例えばウェーリンゲメン。1904年にオランダで発見された2体の湿地遺体で、紀元前40年から紀元後50年前と推定されています。

 

 

これらの湿地遺体には殺傷痕や絞殺痕が見られることが多く、遺体の上に交差した木の枝や石が置かれる場合もあります。そのため、湿地遺体は「生贄として捧げられた」、または「犯罪者として処刑された」と考えられています。

 

 

また、ヨーロッパのミイラで興味深いのがカナリア諸島のミイラです。カナリア諸島の先住民であるグアンチェ族の有力者が亡くなると、遺体表面に泥や樹脂などが塗られ、遺体は石板の上に置かれて、昼は日光にさらされ、夜は煙でいぶして乾燥させられました。

 

 

古くは約1600年前から行なわれ、スペインの統治が始まった約500年前にも作られていました。

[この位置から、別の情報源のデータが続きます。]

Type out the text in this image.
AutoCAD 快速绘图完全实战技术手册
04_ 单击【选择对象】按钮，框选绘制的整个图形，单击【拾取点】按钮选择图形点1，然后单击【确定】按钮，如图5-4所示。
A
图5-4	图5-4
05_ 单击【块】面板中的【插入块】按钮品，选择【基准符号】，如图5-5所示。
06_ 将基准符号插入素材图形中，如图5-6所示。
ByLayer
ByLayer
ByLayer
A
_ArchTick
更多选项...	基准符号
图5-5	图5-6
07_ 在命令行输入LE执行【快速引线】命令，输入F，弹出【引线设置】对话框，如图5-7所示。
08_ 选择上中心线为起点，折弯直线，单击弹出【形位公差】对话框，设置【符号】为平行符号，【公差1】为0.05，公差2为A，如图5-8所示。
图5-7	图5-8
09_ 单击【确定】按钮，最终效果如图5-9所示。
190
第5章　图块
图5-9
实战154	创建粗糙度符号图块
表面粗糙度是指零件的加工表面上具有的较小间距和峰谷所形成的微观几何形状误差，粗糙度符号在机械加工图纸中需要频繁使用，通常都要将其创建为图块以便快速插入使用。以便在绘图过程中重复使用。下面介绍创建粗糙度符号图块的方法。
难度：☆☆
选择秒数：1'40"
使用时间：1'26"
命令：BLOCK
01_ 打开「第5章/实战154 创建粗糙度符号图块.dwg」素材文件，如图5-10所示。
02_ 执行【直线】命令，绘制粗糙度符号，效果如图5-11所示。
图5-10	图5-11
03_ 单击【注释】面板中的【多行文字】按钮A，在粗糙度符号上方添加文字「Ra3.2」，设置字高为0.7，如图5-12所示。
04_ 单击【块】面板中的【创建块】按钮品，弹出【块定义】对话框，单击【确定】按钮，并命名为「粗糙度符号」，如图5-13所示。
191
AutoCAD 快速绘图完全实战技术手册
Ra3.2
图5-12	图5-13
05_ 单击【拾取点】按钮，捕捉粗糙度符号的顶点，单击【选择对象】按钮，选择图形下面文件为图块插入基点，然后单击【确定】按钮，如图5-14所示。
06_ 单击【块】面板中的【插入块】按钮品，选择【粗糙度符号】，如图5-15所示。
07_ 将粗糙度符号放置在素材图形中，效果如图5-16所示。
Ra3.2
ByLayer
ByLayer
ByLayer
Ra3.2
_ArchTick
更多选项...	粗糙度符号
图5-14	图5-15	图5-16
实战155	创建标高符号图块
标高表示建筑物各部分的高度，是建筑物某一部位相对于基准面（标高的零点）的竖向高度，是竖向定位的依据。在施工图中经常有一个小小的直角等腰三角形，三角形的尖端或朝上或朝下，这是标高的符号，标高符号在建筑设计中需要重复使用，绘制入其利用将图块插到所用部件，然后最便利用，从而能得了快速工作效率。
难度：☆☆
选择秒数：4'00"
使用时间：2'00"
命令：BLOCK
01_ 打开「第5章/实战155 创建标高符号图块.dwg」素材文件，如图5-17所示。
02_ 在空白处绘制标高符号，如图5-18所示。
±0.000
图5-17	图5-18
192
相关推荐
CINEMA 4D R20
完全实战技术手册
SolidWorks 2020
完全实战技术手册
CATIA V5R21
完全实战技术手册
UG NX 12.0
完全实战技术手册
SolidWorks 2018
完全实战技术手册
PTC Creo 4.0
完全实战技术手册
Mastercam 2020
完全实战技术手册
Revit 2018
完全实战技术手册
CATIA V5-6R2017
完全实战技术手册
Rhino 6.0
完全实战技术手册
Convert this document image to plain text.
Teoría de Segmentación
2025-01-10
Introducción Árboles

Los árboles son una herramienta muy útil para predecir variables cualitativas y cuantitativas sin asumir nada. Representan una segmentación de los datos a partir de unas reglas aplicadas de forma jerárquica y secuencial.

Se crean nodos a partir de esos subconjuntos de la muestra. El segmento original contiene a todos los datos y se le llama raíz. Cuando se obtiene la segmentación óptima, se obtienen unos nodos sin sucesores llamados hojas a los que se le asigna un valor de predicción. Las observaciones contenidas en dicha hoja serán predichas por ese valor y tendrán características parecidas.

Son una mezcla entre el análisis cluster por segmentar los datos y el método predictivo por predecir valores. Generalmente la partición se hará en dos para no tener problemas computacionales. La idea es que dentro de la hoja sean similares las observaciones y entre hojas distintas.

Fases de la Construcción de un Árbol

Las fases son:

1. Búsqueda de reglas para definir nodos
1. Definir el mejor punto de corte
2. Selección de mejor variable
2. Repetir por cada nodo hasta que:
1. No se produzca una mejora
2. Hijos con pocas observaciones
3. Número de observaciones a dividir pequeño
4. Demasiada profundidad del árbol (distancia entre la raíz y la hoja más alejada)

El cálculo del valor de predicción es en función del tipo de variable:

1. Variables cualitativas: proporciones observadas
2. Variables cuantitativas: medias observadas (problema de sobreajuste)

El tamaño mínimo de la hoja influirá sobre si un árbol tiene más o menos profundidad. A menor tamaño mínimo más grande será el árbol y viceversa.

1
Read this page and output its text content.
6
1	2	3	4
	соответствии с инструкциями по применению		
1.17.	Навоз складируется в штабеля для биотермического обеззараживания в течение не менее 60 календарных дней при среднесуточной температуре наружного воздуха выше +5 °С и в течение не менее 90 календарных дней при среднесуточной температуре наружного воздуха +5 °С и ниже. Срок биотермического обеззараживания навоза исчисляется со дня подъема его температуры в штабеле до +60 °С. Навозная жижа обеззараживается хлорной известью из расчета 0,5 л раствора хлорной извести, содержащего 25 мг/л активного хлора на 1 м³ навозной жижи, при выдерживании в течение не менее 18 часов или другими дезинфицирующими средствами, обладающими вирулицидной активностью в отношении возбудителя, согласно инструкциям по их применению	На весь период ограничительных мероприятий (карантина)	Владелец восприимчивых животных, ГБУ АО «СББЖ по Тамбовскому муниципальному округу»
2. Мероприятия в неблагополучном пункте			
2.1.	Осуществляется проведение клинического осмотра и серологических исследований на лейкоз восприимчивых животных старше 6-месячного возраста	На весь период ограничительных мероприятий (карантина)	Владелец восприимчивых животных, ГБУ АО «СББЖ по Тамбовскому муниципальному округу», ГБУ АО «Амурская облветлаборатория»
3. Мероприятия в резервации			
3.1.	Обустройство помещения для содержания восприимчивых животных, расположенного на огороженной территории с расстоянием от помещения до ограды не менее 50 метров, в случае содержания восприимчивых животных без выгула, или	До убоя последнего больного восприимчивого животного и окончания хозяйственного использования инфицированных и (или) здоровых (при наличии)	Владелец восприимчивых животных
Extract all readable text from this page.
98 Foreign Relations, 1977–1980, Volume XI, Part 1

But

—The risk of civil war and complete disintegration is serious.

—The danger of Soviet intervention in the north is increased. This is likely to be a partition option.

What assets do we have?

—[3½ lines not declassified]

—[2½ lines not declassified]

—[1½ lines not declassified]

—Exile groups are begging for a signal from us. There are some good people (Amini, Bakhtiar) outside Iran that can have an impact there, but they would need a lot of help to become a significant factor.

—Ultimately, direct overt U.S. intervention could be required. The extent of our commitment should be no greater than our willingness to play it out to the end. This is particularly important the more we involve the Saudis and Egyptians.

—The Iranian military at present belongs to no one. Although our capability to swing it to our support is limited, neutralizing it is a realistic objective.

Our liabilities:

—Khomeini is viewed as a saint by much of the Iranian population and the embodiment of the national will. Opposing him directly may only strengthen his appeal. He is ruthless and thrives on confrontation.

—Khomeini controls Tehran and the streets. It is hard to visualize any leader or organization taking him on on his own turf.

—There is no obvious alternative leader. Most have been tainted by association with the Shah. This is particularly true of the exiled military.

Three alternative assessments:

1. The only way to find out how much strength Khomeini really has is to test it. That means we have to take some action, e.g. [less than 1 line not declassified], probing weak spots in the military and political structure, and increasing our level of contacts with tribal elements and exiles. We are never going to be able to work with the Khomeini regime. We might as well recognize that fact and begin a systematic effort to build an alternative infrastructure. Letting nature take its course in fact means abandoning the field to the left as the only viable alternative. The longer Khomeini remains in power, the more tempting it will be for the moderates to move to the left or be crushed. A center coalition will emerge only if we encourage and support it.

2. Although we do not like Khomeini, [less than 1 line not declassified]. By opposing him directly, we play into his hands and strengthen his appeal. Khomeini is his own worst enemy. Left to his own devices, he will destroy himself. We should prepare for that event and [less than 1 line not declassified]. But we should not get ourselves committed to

彼らのミイラは祖先崇拝の一種として作られたと考えられており、カナリア諸島で独自に発達したミイラ文化と考えられています。

 

 

 

第4章 オセアニアと東アジアのミイラ

 

オセアニアは太平洋に位置する大陸・島々の総称で、その大部分が熱帯に属します。また、東アジアも一部の乾燥帯を除き、高温多湿です。したがって、これらの地域はミイラの保存にとって適した環境であるとは言えません。

 

 

オセアニアには複数のミイラ文化が存在していましたが、20世紀になるとミイラづくりが行なわれなくなり、また現存するミイラも少ないため、その実状はよく分かっていません。

 

 

その数少ないミイラから、よく知られているものをピックアップしました。

 

一つ目は、イアトムル族の神話「成長した人は親であるワニを殺してしまった。人は親殺しの罪に泣きぬれ、その鼻は垂れ下がって、涙はセピック川になった」から生まれた祖霊像。

 

 

二つ目は、亡くなった本人の頭骨を基にして、粘土や樹脂などで肉付けを行い、生前の顔つきを再現した肖像頭蓋骨。顔の模様は生前の入れ墨や祭りの際にしていたペインティングが再現されていて、全く同じ模様のものは存在しません。

 

 

中国でも自然ミイラは多数発見されていますが、「生前の姿を残す」ことを目的とした文化はほとんど存在しなかったそう。

 

 

日本の気候は高温多湿であり、土壌も酸性が強いため、人骨まで溶けてしまう場合が多いとか。それにも関わらず、これまでに江戸時代の遺跡からは、自然ミイラが数体発見されました。

 

 

また、日本には仏教思想に基づき即身成仏を切望した行者ぎょうじゃまたは僧侶のミイラのことを「即身仏そくしんぶつ」として崇拝の対象とする考えがあり、現在でも大切に保存されています。

 

 

とりわけインパクトが強かったのは、国立科学博物館が所蔵する《本草学者のミイラ》。長年の研究の末、遺体を保存する方法を編み出した彼は、「後世に機会があれば掘り出してみよ」 という伝承を残して亡くなったとか。

 

 

この展覧会の良かった所は、日本のミイラに触れていたこと。オススメと言いたいところですが、9月26日(日)で終わっています。